Despite its promise, the new Mexican system will not be as pure or as depoliticized as Chile’s. For example, IMSS will operate its own afore. It will also be in charge of auditing other afores and enforcing compliance within the system. The conflict of interest is glaring. Moreover, the government-backed afore could at some point engage in unfair competition by finding ways to draw on the state’s seemingly limitless coffers and surpass the 17% market share limit that is supposed to apply to all afores.

Also troubling is the new “social contribution,” paid into the pension accounts by the government, equal to 5.5% of the minimum wage. By weakening the link between workers’ contributions and their benefits, that innovation reintroduces a flaw of the old system and opens the door to fiscal irresponsibility. After all, rarely has the Mexican private sector been shy about appropriating public revenues in the name of social welfare; we should not expect the afores to behave any differently.

It appears that the afores will be restricted, at least in the initial years, to placing most of their clients’ money in Mexican government securities—a strategy authorities portray as conservative, essential for ensuring confidence in the new system. Memories of the 1994 peso devaluation should make one wary of such claims. Concentrating retirement contributions in one set of instruments, especially Mexican government bonds, is a reckless investment approach. If the new pension system is viewed as just another way of funding the government, then the reform will hardly represent major change. Fortunately, the administration plans to permit more investments in the private sector in coming years. Only then can pension privatization live up to its promises and working Mexicans benefit from more diversified portfolios.

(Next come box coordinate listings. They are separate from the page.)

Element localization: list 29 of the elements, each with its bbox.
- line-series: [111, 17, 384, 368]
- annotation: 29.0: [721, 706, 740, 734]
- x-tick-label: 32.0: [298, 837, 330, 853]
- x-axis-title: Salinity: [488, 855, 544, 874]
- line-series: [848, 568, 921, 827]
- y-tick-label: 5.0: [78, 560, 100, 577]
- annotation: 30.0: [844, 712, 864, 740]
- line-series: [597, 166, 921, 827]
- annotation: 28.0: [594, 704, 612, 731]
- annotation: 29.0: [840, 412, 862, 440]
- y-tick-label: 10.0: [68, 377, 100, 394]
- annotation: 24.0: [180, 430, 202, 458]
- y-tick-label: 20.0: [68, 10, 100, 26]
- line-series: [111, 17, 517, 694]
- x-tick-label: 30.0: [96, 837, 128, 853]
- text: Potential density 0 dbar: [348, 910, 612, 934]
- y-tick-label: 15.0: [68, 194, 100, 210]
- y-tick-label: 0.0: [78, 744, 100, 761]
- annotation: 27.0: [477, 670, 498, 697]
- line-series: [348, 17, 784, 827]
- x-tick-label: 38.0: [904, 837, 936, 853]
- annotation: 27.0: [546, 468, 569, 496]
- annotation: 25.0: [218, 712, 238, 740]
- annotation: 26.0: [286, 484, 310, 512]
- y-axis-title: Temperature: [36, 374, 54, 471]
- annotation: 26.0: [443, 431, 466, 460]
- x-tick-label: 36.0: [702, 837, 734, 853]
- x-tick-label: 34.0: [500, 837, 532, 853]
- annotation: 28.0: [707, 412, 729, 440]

Unfortunately, the government will prohibit pension fund companies from investing abroad. Afores will literally have no way to hedge against the risk of another national economic crisis. Rather than be held hostage to the performance of the national market, workers should be allowed to seek security in the global market. Under that scenario, Mexicans’ sensitivity to poor government policies would quickly express itself in the market, amounting to yet another novel concept for the country: an effective form of accountability.

Mexico’s pension reform will not solve all of the country’s problems. For one thing, it leaves untouched the larger fiscal problem created by the public health administration, also a part of IMSS. Deregulation, lower taxes and institutional certainty are needed to make the new system pay off (there are, after all, good reasons why Mexican savings and investment rates are not already higher). But pension privatization in Mexico is a paradigm shift every bit as important as pursuing free trade with the U.S. Mr. Zedillo should improve the reform’s technical aspects and stress its revolutionary attributes.